Poatan optou então por subir para os meio-pesados por sentir que seu corpo se adaptaria melhor à nova categoria. Em seu primeiro compromisso, derrotou o ex-campeão Jan Blachowicz em uma batalha acirrada e se credenciou para a disputa pelo título.

Em novembro de 2023, no mítico Madison Square Garden, em Nova York, fez a luta pelo cinturão dos meio-pesados, que estava vago após o então campeão, Jamahal Hill, abdicar do título por conta de uma lesão.

A disputa foi contra o tcheco Jiri Prochazka, que também já havia sido o detentor do cinturão. Venceu com um nocaute técnico no segundo assalto, após desferir uma sequência de socos e cotoveladas. Era a consagração de Poatan no UFC.

Ainda dentro do octógono já com seu segundo cinturão, o brasileiro recordou um episódio vivido alguns anos antes. Em meados de 2020, quando ainda lutava no Glory e Adesanya já brilhava no UFC, o africano deu uma entrevista que mexeu com os brios do brasileiro. Disse que ele não teria sucesso como profissional e assistiria suas lutas pela televisão, sentado com os amigos bebendo em um bar.

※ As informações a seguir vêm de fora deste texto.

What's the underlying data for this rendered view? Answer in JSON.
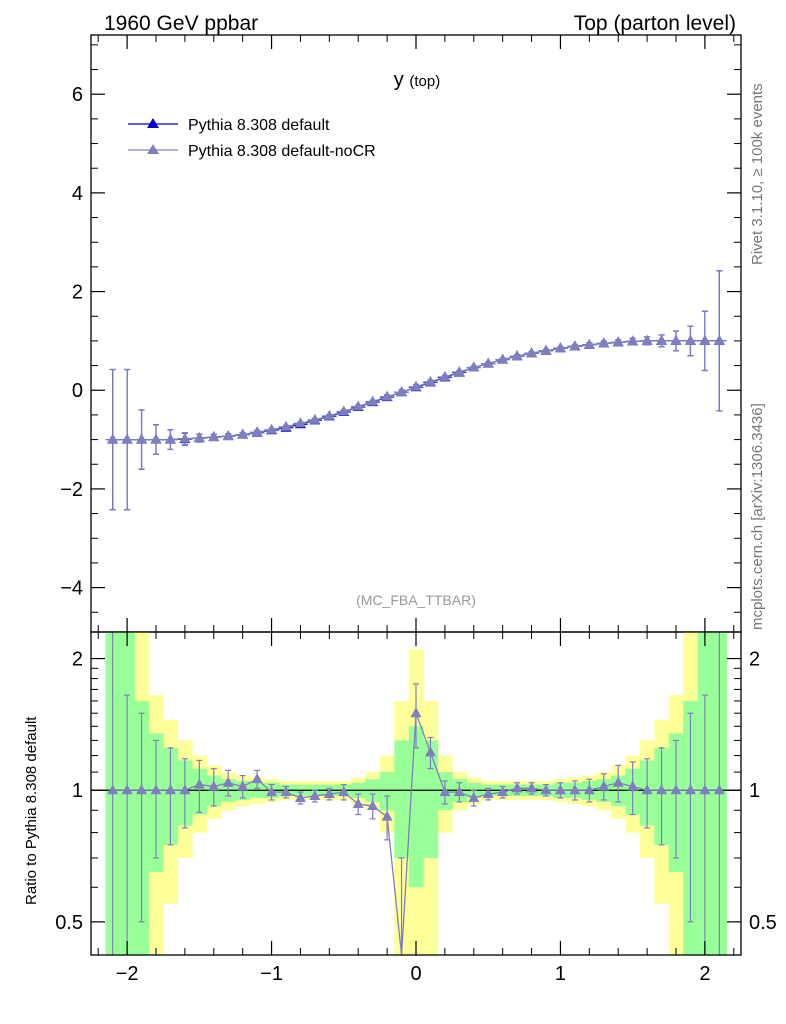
{
  "header": {
    "left_title": "1960 GeV ppbar",
    "right_title": "Top (parton level)"
  },
  "side": {
    "rivet": "Rivet 3.1.10, ≥ 100k events",
    "mcplots": "mcplots.cern.ch [arXiv:1306.3436]"
  },
  "plot": {
    "label_main": "y",
    "label_sub": "(top)",
    "watermark": "(MC_FBA_TTBAR)"
  },
  "colors": {
    "default": "#0000cc",
    "noCR": "#7f7fbf",
    "band_green": "#99ff99",
    "band_yellow": "#ffff99"
  },
  "chart_data": [
    {
      "type": "line",
      "xlim": [
        -2.25,
        2.25
      ],
      "ylim": [
        -4.9,
        7.2
      ],
      "yticks": [
        -4,
        -2,
        0,
        2,
        4,
        6
      ],
      "ytick_labels": [
        "−4",
        "−2",
        "0",
        "2",
        "4",
        "6"
      ],
      "x": [
        -2.1,
        -2.0,
        -1.9,
        -1.8,
        -1.7,
        -1.6,
        -1.5,
        -1.4,
        -1.3,
        -1.2,
        -1.1,
        -1.0,
        -0.9,
        -0.8,
        -0.7,
        -0.6,
        -0.5,
        -0.4,
        -0.3,
        -0.2,
        -0.1,
        0.0,
        0.1,
        0.2,
        0.3,
        0.4,
        0.5,
        0.6,
        0.7,
        0.8,
        0.9,
        1.0,
        1.1,
        1.2,
        1.3,
        1.4,
        1.5,
        1.6,
        1.7,
        1.8,
        1.9,
        2.0,
        2.1
      ],
      "series": [
        {
          "name": "Pythia 8.308 default",
          "values": [
            -1.0,
            -1.0,
            -1.0,
            -1.0,
            -1.0,
            -0.99,
            -0.97,
            -0.95,
            -0.93,
            -0.9,
            -0.86,
            -0.81,
            -0.76,
            -0.69,
            -0.61,
            -0.53,
            -0.44,
            -0.34,
            -0.24,
            -0.14,
            -0.04,
            0.06,
            0.16,
            0.26,
            0.36,
            0.46,
            0.54,
            0.62,
            0.69,
            0.75,
            0.8,
            0.85,
            0.89,
            0.92,
            0.95,
            0.97,
            0.99,
            1.0,
            1.0,
            1.0,
            1.0,
            1.0,
            1.0
          ],
          "errors": [
            1.42,
            1.42,
            0.6,
            0.3,
            0.2,
            0.12,
            0.08,
            0.06,
            0.05,
            0.04,
            0.04,
            0.03,
            0.03,
            0.03,
            0.03,
            0.03,
            0.03,
            0.03,
            0.03,
            0.04,
            0.05,
            0.05,
            0.04,
            0.03,
            0.03,
            0.03,
            0.03,
            0.03,
            0.03,
            0.03,
            0.03,
            0.03,
            0.03,
            0.04,
            0.04,
            0.05,
            0.06,
            0.08,
            0.12,
            0.2,
            0.3,
            0.6,
            1.42
          ]
        },
        {
          "name": "Pythia 8.308 default-noCR",
          "values": [
            -1.0,
            -1.0,
            -1.0,
            -1.0,
            -1.0,
            -0.98,
            -0.97,
            -0.95,
            -0.93,
            -0.9,
            -0.85,
            -0.8,
            -0.74,
            -0.67,
            -0.6,
            -0.52,
            -0.43,
            -0.33,
            -0.23,
            -0.13,
            -0.04,
            0.07,
            0.17,
            0.27,
            0.37,
            0.46,
            0.54,
            0.62,
            0.69,
            0.75,
            0.8,
            0.85,
            0.89,
            0.92,
            0.95,
            0.97,
            0.99,
            1.0,
            1.0,
            1.0,
            1.0,
            1.0,
            1.0
          ],
          "errors": [
            1.42,
            1.42,
            0.6,
            0.3,
            0.2,
            0.12,
            0.08,
            0.06,
            0.05,
            0.04,
            0.04,
            0.03,
            0.03,
            0.03,
            0.03,
            0.03,
            0.03,
            0.03,
            0.03,
            0.04,
            0.05,
            0.05,
            0.04,
            0.03,
            0.03,
            0.03,
            0.03,
            0.03,
            0.03,
            0.03,
            0.03,
            0.03,
            0.03,
            0.04,
            0.04,
            0.05,
            0.06,
            0.08,
            0.12,
            0.2,
            0.3,
            0.6,
            1.42
          ]
        }
      ]
    },
    {
      "type": "line",
      "ylabel": "Ratio to Pythia 8.308 default",
      "xlim": [
        -2.25,
        2.25
      ],
      "ylim": [
        0.42,
        2.3
      ],
      "ylog": true,
      "yticks": [
        0.5,
        1,
        2
      ],
      "ytick_labels": [
        "0.5",
        "1",
        "2"
      ],
      "xticks": [
        -2,
        -1,
        0,
        1,
        2
      ],
      "xtick_labels": [
        "−2",
        "−1",
        "0",
        "1",
        "2"
      ],
      "x": [
        -2.1,
        -2.0,
        -1.9,
        -1.8,
        -1.7,
        -1.6,
        -1.5,
        -1.4,
        -1.3,
        -1.2,
        -1.1,
        -1.0,
        -0.9,
        -0.8,
        -0.7,
        -0.6,
        -0.5,
        -0.4,
        -0.3,
        -0.2,
        -0.1,
        0.0,
        0.1,
        0.2,
        0.3,
        0.4,
        0.5,
        0.6,
        0.7,
        0.8,
        0.9,
        1.0,
        1.1,
        1.2,
        1.3,
        1.4,
        1.5,
        1.6,
        1.7,
        1.8,
        1.9,
        2.0,
        2.1
      ],
      "band_green_half": [
        2.0,
        1.6,
        0.6,
        0.35,
        0.25,
        0.17,
        0.12,
        0.08,
        0.06,
        0.05,
        0.04,
        0.04,
        0.03,
        0.03,
        0.03,
        0.03,
        0.03,
        0.04,
        0.06,
        0.1,
        0.3,
        0.4,
        0.3,
        0.1,
        0.06,
        0.04,
        0.03,
        0.03,
        0.03,
        0.03,
        0.03,
        0.04,
        0.04,
        0.05,
        0.06,
        0.08,
        0.12,
        0.17,
        0.25,
        0.35,
        0.6,
        1.6,
        2.0
      ],
      "band_yellow_half": [
        2.0,
        2.0,
        1.4,
        0.65,
        0.45,
        0.3,
        0.2,
        0.14,
        0.1,
        0.08,
        0.07,
        0.06,
        0.05,
        0.05,
        0.05,
        0.05,
        0.05,
        0.07,
        0.1,
        0.2,
        0.6,
        1.1,
        0.6,
        0.2,
        0.1,
        0.07,
        0.05,
        0.05,
        0.05,
        0.05,
        0.05,
        0.06,
        0.07,
        0.08,
        0.1,
        0.14,
        0.2,
        0.3,
        0.45,
        0.65,
        1.4,
        2.0,
        2.0
      ],
      "series": [
        {
          "name": "Pythia 8.308 default",
          "values": [
            1,
            1,
            1,
            1,
            1,
            1,
            1,
            1,
            1,
            1,
            1,
            1,
            1,
            1,
            1,
            1,
            1,
            1,
            1,
            1,
            1,
            1,
            1,
            1,
            1,
            1,
            1,
            1,
            1,
            1,
            1,
            1,
            1,
            1,
            1,
            1,
            1,
            1,
            1,
            1,
            1,
            1,
            1
          ]
        },
        {
          "name": "Pythia 8.308 default-noCR",
          "values": [
            1.0,
            1.0,
            1.0,
            1.0,
            1.0,
            1.0,
            1.03,
            1.02,
            1.04,
            1.02,
            1.06,
            0.99,
            0.99,
            0.96,
            0.97,
            0.98,
            0.99,
            0.93,
            0.92,
            0.87,
            0.3,
            1.5,
            1.22,
            0.99,
            0.99,
            0.96,
            0.98,
            0.99,
            1.01,
            1.01,
            1.0,
            1.0,
            1.0,
            1.0,
            1.02,
            1.04,
            1.02,
            1.0,
            1.0,
            1.0,
            1.0,
            1.0,
            1.0
          ],
          "errors": [
            1.6,
            0.65,
            0.5,
            0.3,
            0.25,
            0.18,
            0.14,
            0.1,
            0.07,
            0.06,
            0.05,
            0.04,
            0.03,
            0.03,
            0.03,
            0.03,
            0.04,
            0.05,
            0.06,
            0.1,
            0.4,
            0.25,
            0.1,
            0.06,
            0.05,
            0.04,
            0.03,
            0.03,
            0.03,
            0.03,
            0.03,
            0.04,
            0.05,
            0.06,
            0.07,
            0.1,
            0.14,
            0.18,
            0.25,
            0.3,
            0.5,
            0.65,
            1.6
          ]
        }
      ]
    }
  ]
}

"Tomei isso como motivação, fiz diferente e dei a volta por cima", afirma Poatan, que chegou a desafiar Adesanya para uma quinta luta entre eles logo após a vitória contra Prochazka. Algumas semanas antes, depois de uma derrota inesperada, o nigeriano havia declarado que só deve voltar a lutar em 2027. "Da forma como ele me resgatou, eu também queria resgatar esse cara, porque ele é um talento e não pode ficar esse tempo todo parado", disse Pereira na ocasião.

Para 2024, no entanto, o primeiro compromisso no UFC pode ser outro. A expectativa é que ele encare o ex-campeão Jamahal Hill, que abriu mão do cinturão em julho de 2023 devido a uma lesão no tendão de Aquiles.

O brasileiro sabe que trata-se de um adversário difícil de ser batido, mas acredita já ter enfrentado nomes mais duros na categoria. "Se tivesse de escolher contra quem faria a minha estreia nos meio-pesados, iria escolher o Jamahal", diz Poatan, que vê um casamento de estilo de luta mais favorável a ele em um eventual confronto contra o ex-campeão.

Enquanto aguarda a definição do próximo compromisso, o são-bernardense segue com os treinos nos Estados Unidos, com o foco voltado a aprimorar as habilidades na luta de chão. Sem se esquecer do caminho que trilhou até alcançar o status de nome a ser batido na principal organização de artes marciais mistas do mundo.

"As conquistas são importantes por proporcionarem uma vida melhor à minha família e para mostrar às pessoas que não acreditam, como eu também não acreditava depois de quatro anos [lutando contra o alcoolismo enquanto treinava], que tudo é possível", diz "Poatan". "A vida difícil que tive me ajudou a ser quem eu sou hoje".